# DIY or part livery between York and Malton



## Muddyboots (20 March 2013)

Any suggestions?

Must have good turnout and an arena. 

I live to the west of Malton and work in York so would ideally be on route between work and home.

In on full livery at the moment but need to cut costs! 

Thanks!


----------



## georgiegirl (24 March 2013)

The yard im at in Claxton sounds like it ticks your boxes. We do have a wait list though


----------



## pixie (24 March 2013)

I don't have an arena on-site, but do have use of our neighbour's a very short hack away.  Otherwise you could try Thornthorpe Equestrian - DIY with LOVELY facilities


----------



## Lissa (24 March 2013)

I will get the number of where I am for you, couldn't reply to your pm as only on tablet.

Thorn thorpe is great but not if good turnout is a priority as they are in a lot if weather bad or even forecast rain and all year round at night.


----------



## jenz87 (25 March 2013)

Www.liverylist.co.UK


----------



## EQUISCENE (25 March 2013)

Another for Thornthorpe!


----------



## Muddyboots (25 March 2013)

Georgiegirl- I know the yard your at well through my job. Because of my work connections it would be inappropriate to go there-which is a real shame!

Pixie - we've PM'ed about your yard before and unfortunately an arena is one of my top priorities. I work full time so winter weekday riding is only ever in the dark. Hacking to an arena is therefore not an option. 

Livery list has nothing close by

I've heard about the grazing being really restricted before at Thornthorpe. Does anyone have any more info on this? 

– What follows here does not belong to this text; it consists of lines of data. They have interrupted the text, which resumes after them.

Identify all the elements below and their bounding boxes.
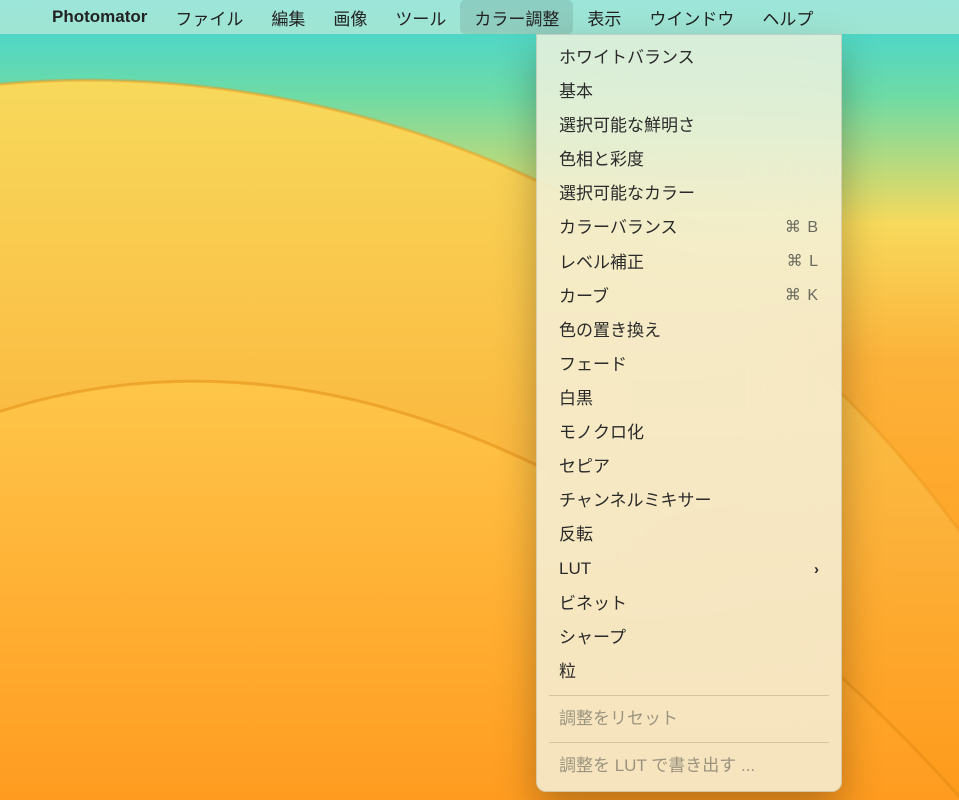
mi-reset-adjustments: 調整をリセット — [537, 702, 841, 736]
shortcut: ⌘ K — [785, 286, 819, 307]
mi-invert[interactable]: 反転 — [537, 518, 841, 552]
menu-tools[interactable]: ツール — [381, 0, 460, 34]
mi-lut[interactable]: LUT › — [537, 552, 841, 586]
dropdown-color-adjustments: ホワイトバランス 基本 選択可能な鮮明さ 色相と彩度 選択可能なカラー カラーバ… — [536, 34, 842, 792]
shortcut: ⌘ B — [785, 218, 819, 239]
mi-label: カラーバランス — [559, 217, 678, 239]
menu-app[interactable]: Photomator — [38, 0, 161, 34]
mi-label: 反転 — [559, 524, 593, 546]
mi-white-balance[interactable]: ホワイトバランス — [537, 41, 841, 75]
menu-file[interactable]: ファイル — [161, 0, 257, 34]
mi-label: 選択可能な鮮明さ — [559, 115, 695, 137]
mi-label: 色相と彩度 — [559, 149, 644, 171]
menu-edit[interactable]: 編集 — [257, 0, 319, 34]
mi-color-balance[interactable]: カラーバランス ⌘ B — [537, 211, 841, 245]
mi-label: 選択可能なカラー — [559, 183, 695, 205]
separator — [549, 695, 829, 696]
mi-label: フェード — [559, 354, 627, 376]
mi-label: 色の置き換え — [559, 320, 661, 342]
mi-label: カーブ — [559, 286, 609, 308]
mi-label: LUT — [559, 558, 591, 580]
mi-label: モノクロ化 — [559, 422, 644, 444]
mi-label: 調整を LUT で書き出す ... — [559, 755, 755, 777]
menu-image[interactable]: 画像 — [319, 0, 381, 34]
mi-label: シャープ — [559, 627, 626, 649]
menubar: Photomator ファイル 編集 画像 ツール カラー調整 表示 ウインドウ… — [0, 0, 959, 34]
mi-label: 調整をリセット — [559, 708, 678, 730]
shortcut: ⌘ L — [787, 252, 819, 273]
mi-vignette[interactable]: ビネット — [537, 587, 841, 621]
chevron-right-icon: › — [814, 560, 819, 580]
mi-grain[interactable]: 粒 — [537, 655, 841, 689]
menu-view[interactable]: 表示 — [573, 0, 635, 34]
mi-black-white[interactable]: 白黒 — [537, 382, 841, 416]
mi-basic[interactable]: 基本 — [537, 75, 841, 109]
mi-replace-color[interactable]: 色の置き換え — [537, 314, 841, 348]
mi-levels[interactable]: レベル補正 ⌘ L — [537, 246, 841, 280]
mi-export-lut: 調整を LUT で書き出す ... — [537, 749, 841, 783]
mi-sharpen[interactable]: シャープ — [537, 621, 841, 655]
menu-help[interactable]: ヘルプ — [748, 0, 827, 34]
separator — [549, 742, 829, 743]
mi-label: 白黒 — [559, 388, 593, 410]
mi-label: 粒 — [559, 661, 576, 683]
mi-sepia[interactable]: セピア — [537, 450, 841, 484]
mi-label: チャンネルミキサー — [559, 490, 712, 512]
mi-channel-mixer[interactable]: チャンネルミキサー — [537, 484, 841, 518]
mi-label: ビネット — [559, 593, 627, 615]
mi-hue-saturation[interactable]: 色相と彩度 — [537, 143, 841, 177]
mi-monochrome[interactable]: モノクロ化 — [537, 416, 841, 450]
mi-label: ホワイトバランス — [559, 47, 695, 69]
mi-label: レベル補正 — [559, 252, 644, 274]
menu-color-adjustments[interactable]: カラー調整 — [460, 0, 573, 34]
mi-label: セピア — [559, 456, 610, 478]
mi-selective-color[interactable]: 選択可能なカラー — [537, 177, 841, 211]
menu-window[interactable]: ウインドウ — [635, 0, 748, 34]
mi-label: 基本 — [559, 81, 593, 103]
mi-selective-clarity[interactable]: 選択可能な鮮明さ — [537, 109, 841, 143]
mi-fade[interactable]: フェード — [537, 348, 841, 382]
mi-curves[interactable]: カーブ ⌘ K — [537, 280, 841, 314]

Lissa- I went and looked Roubd your yard on Sunday and liked it. I wasn't so sure about the arena and its lighting.  What's it like???

A big thank you to you all x

Any more suggestions welcomed!


----------



## Farasi (30 March 2013)

Hi I keep my horse at Thornthorpe. Turnout is dependent on how wet it is. So we have had a bad winter, but summer is normally much better. Facilities do make up for it thou! There is a yard at menethorpe which has good turnout but no arena at the mo. Think there is a yard at bugthorpe which has an arena. Hope that helps


----------



## Lissa (30 March 2013)

No idea about lighting never used it, just ride in the dark! I think there are lights but one of the other liverys I think said they don't work at the moment. Arena itself is fine a bit deep down one side, just needs raking really, me and friend tried to once but gave up once we'd done the track!


----------



## gryan (2 July 2013)

I'm looking for pretty much the same - thixendale area - and found this thread. Wonder if you can let me know the suggestions? I wouldn't fancy thornthorpe, need all yr round turnout. Arena a bonus. No kids also a bonus. Smaller and quieter the better. Thanks in advance ...


----------



## Muddyboots (2 July 2013)

gryan said:



			I'm looking for pretty much the same - thixendale area - and found this thread. Wonder if you can let me know the suggestions? I wouldn't fancy thornthorpe, need all yr round turnout. Arena a bonus. No kids also a bonus. Smaller and quieter the better. Thanks in advance ...
		
Click to expand...

I think the yards mentioned on here are a good start for you.  The majority of the ones i know of are the wrong side of Malton for you.  The one at Menthorpe looks nice (they dont have an arena which rules it out for me).  Others to consider are VC Equine in Flaxton, Gennel Field in Flaxton, Ings Farm in Claxton and Sport Horse Select in Stillington. Good Luck!


----------



## gryan (2 July 2013)

Oh Menethorpe looks ideal - thanks so much, I'll ask there. Seeing High Belthorpe on Saturday and trying to get in touch with owners of a yard at Bugthorpe which is only 5 mins down the road. Where are the yards mentioned by Lissa and Pixie?


----------



## Muddyboots (16 October 2013)

Reviving this thread as still not 100% happy where i am - any more suggestions???

Thanks!


----------



## gryan (16 October 2013)

I have seen livery at Wilberfoss advertised on preloved which looks good and there's a recently moved one near Bishop Wilton http://www.fairfieldstables.co.uk/map.aspx can't see anything on their website re livery but I know someone who rides there and she says they do it - very reasonable rates too by the sounds of it. Don't know if these are in the area you need but hope it helps.


----------



## Muddyboots (16 October 2013)

Thank you - both are a bit too far way  - i live the west side of Malton and work in york so was hoping for something enroute!


----------



## gryan (16 October 2013)

Is Leavening any good?


----------



## Muddyboots (16 October 2013)

Better!! Whats there?? Thanks!!


----------



## gryan (16 October 2013)

Have sent PM.


----------



## jaffacakes (23 October 2013)

I recommend the granary livery good arena and facilities near to York 
Good luck


----------



## Berridge (7 June 2014)

Just wondered if you managed to find a livery yard. I'm looking and I live on the west side of Malton too. Also wondered what is the going rate for DIY in this area.


----------



## Muddyboots (9 June 2014)

Berridge said:



			Just wondered if you managed to find a livery yard. I'm looking and I live on the west side of Malton too. Also wondered what is the going rate for DIY in this area.
		
Click to expand...

I am at Sport Horse Select in Stillington now and love it! PM me if you want more details!


----------



## Clare_horse (20 July 2014)

hi sorry to bomb this post but im moving to York st johns uni in September and I need a yard as close as possible to their and wondered if anyone knew of any thanks!


----------